Bange Herzschläge vergingen, dann ließ der Baron von Greifenhorst endlich den Pfeil von der Sehne. Das Geschoss schnellte über die mit niedrigem Gras bewachsene Lichtung und bohrte sich zielsicher in die Seite des großen Wildschweins. Das Tier strauchelte und kippte zur Seite. Erschrocken preschte das zweite, kleinere Tier los. Eslam und Rondrigo folgten dem flüchtenden Tier mit ihren Pfeilspitzen, und schickten dann nach einigen Augenblicken ebenfalls ihre Pfeile los. Eines der spitzen Geschosse bohrte sich einen Schritt hinter dem Schwein ins Gras, der zweite Schuss aber traf die Wildsau im Genick. Mit einem lauten Quieken gaben die Beine unter dem Tier nach und es überschlug sich, bevor es zum Liegen kam.
Der mächtige Keiler hingegen raffte sich noch einmal auf und schien nun reichlich wütend. Yendor zielte genau und schoss, doch sein Pfeil verfehlte das Schwein um gute zwei Schritte. Meister Grimmwulf eilte herbei und rief: "Der Wind weht dem Tier entgegen! Eilt Euch, sonst wittert er uns!"
Just in diesem Moment begann das Wildschwein trampelnd auf die Position der Edlen zu zustürmen. Regungslos lehnte der Baron von Gallstein seinen Bogen an einen kleinen Baum und streckte seinem Knecht die Hand entgegen. "Armbrust!" Der Bedienstete reichte dem grimmigen Baron schnell die Waffe und wich dann zurück. Yendor presste die Waffe fest an die Schulter, zielte und schoss. Der Bolzen erwischte das Wildschwein an der Schulter. Das Tier grunzte erzürnt, stolperte, schien aber noch nicht gefällt. Mit glühender Augen und schwer schnaubend stampfte das Tier weiter auf die Edlen zu. Eslam klopfte seinem Freund auf die Schultern: "Yändorr, wirst Du ätwa ald? Odär willst Du uns auch noch ain wänig Spaß lassän?"
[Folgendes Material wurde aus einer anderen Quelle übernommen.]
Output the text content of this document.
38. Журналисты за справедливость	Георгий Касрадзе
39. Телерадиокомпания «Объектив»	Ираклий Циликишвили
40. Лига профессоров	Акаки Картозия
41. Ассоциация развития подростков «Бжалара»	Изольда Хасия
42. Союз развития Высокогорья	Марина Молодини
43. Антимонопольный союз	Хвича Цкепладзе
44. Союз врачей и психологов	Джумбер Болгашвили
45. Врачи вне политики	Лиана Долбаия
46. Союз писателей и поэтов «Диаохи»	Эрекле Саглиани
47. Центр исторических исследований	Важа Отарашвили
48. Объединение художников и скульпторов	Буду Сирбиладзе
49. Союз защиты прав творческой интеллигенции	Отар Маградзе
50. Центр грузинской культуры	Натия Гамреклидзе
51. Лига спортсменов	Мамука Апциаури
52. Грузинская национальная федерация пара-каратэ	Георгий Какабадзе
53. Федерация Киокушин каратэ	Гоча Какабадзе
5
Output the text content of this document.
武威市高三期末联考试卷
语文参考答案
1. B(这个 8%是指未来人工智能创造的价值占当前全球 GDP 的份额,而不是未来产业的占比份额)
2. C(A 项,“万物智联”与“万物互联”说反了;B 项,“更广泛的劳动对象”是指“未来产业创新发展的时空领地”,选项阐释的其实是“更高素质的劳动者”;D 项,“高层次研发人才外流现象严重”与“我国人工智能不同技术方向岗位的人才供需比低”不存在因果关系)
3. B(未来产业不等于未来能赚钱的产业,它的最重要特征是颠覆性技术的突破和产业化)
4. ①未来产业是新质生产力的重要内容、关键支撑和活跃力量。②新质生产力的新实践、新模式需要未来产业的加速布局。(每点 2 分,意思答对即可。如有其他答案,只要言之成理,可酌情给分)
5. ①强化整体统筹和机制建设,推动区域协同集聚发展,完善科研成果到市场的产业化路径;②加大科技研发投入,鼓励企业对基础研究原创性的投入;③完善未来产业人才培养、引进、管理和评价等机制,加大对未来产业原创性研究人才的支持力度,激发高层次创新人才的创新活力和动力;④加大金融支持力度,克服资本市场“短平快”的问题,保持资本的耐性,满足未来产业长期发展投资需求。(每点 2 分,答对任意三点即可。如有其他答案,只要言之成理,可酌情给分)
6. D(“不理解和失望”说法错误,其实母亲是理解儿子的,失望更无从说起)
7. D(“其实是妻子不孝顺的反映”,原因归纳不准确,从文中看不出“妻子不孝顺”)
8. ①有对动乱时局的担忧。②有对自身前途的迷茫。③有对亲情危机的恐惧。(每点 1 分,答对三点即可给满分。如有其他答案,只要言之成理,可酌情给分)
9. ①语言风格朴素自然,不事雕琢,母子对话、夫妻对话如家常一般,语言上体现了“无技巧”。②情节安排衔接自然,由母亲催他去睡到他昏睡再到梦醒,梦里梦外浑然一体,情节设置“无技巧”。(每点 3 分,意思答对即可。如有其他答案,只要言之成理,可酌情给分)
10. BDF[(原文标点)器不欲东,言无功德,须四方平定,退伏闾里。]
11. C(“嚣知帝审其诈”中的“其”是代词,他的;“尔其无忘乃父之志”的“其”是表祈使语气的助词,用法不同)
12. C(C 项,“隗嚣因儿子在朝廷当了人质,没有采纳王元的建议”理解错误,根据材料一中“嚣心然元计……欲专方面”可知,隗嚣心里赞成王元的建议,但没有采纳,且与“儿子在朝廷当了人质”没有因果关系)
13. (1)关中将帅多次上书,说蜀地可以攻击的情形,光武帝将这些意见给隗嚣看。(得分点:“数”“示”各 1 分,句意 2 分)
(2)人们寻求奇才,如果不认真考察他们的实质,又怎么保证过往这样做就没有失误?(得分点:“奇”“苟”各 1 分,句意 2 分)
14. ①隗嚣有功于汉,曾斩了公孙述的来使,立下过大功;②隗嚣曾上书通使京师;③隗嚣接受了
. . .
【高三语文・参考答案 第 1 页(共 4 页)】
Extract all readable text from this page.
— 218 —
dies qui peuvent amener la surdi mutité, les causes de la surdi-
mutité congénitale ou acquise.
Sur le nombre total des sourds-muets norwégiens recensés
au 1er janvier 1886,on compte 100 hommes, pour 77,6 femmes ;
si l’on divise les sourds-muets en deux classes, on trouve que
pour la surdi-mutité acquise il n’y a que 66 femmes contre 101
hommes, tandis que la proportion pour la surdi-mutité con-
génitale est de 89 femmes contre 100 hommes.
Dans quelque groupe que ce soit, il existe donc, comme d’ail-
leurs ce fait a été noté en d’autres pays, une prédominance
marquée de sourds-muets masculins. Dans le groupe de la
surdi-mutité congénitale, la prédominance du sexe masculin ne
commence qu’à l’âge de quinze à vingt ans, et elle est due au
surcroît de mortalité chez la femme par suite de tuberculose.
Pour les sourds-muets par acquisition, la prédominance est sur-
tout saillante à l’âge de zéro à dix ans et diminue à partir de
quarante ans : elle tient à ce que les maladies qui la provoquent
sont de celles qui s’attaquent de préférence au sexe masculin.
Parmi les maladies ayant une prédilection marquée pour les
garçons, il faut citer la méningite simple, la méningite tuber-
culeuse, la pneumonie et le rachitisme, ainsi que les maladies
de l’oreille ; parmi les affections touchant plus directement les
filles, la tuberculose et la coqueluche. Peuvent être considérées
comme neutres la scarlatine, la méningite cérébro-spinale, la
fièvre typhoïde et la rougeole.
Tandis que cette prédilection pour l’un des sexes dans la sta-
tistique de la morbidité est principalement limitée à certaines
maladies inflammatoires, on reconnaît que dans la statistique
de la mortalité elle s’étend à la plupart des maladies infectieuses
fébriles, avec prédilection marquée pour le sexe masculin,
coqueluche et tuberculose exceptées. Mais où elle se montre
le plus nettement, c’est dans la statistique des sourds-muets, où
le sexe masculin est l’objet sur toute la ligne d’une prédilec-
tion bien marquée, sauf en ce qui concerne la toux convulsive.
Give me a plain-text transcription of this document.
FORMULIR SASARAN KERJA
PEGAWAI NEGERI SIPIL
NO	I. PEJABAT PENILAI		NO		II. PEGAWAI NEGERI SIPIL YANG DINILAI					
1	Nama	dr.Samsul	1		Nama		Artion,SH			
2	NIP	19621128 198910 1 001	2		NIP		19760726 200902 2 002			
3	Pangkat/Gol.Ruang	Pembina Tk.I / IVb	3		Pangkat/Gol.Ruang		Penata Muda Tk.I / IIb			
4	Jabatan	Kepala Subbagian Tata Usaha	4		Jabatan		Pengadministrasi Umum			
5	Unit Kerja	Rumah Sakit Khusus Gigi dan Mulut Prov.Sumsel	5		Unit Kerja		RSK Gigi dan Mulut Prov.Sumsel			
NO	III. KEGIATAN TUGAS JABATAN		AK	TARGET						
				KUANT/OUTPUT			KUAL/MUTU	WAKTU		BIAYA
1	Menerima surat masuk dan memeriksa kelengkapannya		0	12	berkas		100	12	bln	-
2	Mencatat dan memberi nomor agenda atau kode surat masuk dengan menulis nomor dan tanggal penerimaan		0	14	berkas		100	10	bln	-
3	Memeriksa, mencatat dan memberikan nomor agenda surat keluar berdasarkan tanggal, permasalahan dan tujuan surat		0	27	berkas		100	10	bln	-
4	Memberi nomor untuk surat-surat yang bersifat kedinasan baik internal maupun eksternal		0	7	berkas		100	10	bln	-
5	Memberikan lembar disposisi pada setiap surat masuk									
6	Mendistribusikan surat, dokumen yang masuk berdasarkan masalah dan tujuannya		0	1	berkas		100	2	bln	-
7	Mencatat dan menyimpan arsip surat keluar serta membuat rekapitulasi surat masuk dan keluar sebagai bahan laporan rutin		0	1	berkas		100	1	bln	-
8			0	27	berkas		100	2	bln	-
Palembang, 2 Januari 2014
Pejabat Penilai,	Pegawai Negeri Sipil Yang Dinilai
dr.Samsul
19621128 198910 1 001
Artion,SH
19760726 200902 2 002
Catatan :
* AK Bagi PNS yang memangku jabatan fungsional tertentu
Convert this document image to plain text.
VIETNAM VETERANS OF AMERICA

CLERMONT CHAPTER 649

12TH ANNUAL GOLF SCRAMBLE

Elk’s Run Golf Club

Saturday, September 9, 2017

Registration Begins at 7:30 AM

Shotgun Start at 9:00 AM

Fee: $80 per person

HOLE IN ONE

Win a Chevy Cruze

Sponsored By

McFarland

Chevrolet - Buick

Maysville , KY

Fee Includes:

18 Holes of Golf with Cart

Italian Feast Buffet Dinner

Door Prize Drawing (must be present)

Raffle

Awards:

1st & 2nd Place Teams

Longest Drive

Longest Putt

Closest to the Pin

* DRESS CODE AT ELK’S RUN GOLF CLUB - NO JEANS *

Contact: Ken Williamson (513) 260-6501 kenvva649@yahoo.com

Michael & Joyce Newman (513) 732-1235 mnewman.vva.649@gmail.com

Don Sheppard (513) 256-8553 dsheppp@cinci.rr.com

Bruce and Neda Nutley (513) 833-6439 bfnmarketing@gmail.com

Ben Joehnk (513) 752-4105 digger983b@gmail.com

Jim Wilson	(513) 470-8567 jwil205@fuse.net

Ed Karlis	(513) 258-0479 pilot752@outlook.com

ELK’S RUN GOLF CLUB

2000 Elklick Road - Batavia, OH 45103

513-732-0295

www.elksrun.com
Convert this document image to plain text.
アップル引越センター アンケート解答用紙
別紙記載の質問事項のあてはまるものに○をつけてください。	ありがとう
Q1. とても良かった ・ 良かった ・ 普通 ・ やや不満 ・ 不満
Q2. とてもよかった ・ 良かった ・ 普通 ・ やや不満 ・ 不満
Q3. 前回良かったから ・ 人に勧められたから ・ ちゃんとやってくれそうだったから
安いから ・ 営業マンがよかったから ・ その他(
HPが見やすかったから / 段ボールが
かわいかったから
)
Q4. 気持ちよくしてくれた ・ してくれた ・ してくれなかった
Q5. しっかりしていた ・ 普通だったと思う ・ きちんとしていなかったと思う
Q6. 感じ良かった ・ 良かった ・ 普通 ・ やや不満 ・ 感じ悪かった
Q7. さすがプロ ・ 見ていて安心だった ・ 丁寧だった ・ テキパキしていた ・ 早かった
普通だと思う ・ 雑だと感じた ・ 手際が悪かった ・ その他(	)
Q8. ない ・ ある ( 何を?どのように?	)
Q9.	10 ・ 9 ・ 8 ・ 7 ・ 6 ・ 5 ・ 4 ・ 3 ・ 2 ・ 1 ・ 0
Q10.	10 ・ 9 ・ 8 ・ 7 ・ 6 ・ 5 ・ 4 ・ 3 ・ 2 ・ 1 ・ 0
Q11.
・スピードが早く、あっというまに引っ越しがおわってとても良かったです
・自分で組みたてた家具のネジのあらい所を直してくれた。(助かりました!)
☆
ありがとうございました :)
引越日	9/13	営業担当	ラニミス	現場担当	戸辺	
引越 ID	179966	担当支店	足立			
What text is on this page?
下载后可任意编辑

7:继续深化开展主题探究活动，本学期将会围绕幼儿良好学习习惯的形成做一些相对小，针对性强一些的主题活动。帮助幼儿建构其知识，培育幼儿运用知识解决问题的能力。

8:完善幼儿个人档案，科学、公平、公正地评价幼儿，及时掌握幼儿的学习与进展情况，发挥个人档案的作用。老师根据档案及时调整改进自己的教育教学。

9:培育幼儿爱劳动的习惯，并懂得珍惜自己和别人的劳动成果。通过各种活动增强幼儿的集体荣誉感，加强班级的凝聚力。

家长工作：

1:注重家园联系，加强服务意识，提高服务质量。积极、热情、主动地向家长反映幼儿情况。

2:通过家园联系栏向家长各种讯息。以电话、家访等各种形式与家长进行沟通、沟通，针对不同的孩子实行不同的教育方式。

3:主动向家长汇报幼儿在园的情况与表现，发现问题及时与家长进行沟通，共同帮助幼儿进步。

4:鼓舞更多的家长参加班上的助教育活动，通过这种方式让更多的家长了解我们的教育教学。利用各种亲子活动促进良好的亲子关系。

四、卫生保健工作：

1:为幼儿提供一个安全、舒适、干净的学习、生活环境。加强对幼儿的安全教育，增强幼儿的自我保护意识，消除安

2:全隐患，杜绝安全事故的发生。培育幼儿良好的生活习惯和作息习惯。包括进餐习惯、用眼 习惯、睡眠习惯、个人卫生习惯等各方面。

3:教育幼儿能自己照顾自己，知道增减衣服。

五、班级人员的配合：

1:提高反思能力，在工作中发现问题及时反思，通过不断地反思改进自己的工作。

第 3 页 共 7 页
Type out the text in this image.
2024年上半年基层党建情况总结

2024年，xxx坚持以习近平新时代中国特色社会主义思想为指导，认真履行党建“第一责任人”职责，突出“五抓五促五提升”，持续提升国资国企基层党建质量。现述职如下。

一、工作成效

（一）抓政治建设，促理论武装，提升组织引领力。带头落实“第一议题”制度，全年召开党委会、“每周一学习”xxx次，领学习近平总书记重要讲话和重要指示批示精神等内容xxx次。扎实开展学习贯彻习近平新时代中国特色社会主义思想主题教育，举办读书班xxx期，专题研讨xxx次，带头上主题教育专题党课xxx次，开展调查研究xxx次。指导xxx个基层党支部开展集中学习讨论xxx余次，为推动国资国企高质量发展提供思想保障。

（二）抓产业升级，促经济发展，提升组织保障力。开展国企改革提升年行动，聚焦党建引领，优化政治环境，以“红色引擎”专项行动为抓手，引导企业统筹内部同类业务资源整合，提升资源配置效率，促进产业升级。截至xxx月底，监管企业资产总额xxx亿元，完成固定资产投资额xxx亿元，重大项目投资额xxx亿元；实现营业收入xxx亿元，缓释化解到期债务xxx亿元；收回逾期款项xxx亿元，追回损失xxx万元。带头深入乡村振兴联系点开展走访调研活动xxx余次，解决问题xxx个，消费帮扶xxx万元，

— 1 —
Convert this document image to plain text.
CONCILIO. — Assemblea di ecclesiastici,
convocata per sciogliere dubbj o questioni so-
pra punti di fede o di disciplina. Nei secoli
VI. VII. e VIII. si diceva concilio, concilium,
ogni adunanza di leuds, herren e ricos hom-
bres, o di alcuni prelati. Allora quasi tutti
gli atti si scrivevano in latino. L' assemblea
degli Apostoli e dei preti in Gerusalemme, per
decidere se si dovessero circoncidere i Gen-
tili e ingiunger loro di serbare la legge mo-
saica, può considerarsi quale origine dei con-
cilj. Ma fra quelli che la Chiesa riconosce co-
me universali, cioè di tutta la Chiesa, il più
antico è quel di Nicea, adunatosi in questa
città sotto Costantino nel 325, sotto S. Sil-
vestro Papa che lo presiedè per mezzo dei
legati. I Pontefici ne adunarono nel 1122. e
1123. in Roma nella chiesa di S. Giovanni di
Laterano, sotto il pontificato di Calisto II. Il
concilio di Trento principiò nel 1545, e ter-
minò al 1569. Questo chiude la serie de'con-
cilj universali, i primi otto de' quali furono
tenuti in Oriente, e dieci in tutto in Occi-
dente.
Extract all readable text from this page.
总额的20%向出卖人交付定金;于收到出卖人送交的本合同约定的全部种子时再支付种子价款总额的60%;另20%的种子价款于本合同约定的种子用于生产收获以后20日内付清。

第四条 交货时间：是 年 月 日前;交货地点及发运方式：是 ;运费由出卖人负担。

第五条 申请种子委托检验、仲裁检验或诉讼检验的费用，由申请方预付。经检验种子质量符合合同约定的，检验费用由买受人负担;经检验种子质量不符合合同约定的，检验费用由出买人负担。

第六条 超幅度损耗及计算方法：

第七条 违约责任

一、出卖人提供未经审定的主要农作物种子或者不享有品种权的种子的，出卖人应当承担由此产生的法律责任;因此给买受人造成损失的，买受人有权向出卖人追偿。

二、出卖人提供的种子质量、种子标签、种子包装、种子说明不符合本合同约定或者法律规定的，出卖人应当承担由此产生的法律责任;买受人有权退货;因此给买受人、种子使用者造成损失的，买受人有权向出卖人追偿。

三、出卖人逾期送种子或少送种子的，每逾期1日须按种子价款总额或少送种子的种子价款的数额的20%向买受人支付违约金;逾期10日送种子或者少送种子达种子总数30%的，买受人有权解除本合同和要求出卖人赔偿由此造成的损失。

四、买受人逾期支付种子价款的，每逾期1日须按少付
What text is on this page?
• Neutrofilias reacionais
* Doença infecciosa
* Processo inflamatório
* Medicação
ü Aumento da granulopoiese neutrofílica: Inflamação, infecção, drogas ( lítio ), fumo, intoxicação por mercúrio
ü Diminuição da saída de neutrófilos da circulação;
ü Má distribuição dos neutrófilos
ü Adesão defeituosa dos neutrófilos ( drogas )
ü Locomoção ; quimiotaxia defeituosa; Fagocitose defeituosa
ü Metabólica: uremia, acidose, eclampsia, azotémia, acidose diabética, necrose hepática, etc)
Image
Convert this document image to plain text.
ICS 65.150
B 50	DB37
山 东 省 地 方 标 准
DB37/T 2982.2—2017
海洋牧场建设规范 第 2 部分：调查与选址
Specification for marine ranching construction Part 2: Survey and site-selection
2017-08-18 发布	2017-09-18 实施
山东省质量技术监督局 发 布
„Wer sagt denn das ich es erlegen wollte? Die Jagd soll doch spannend werden, oder? Ich bin sicher du findest ein Mittel.“ Die beiden Adeligen unterhielten sich geradeso, als würde nicht ein wild gewordener Keiler auf sie zustürmen, sondern so als würden sie sich in einem Garten zum vergnüglichen Gespräch getroffen haben. Noch vierzig Schritte war das wütende Tier entfernt. Rondrigo, Eslam und Otwin spannten ihre Bögen beinahe gleichzeitig. Noch dreißig Schritte.
"Finf Dukadtän für dän, där ihm dän Bladdschuss sätzt." Eslam lächelte, es würde ein Kinderspiel werden. "Einverstanden!" kam es zeitgleich vom Junker und vom Baron von Greifenhorst. Noch zwanzig Schritte. Dann zischten die Pfeile durch die Luft. Ein Stakkato dumpfer Einschläge war zu hören, als die drei Pfeile sich in den heran preschenden Keiler bohrten. Die Wildsau stürzte schwer und blieb fünfzehn Schritte vor den Edlen reglos liegen.
Sofort stürzte der Herr aus Nebachot vor und prüfte die Beute. "Har! Hähr mit dän finf Dukadtän, mainä Härrän!" Rondrigo musterte kurz das tote Schwein und zuckte dann mit den Achseln. Auch Otwin musste erkennen, dass er zwar, wie der Junker getroffen hatte, aber letztenendes war es wohl Eslams Kopfschuss gewesen, der das Tier gestoppt hatte.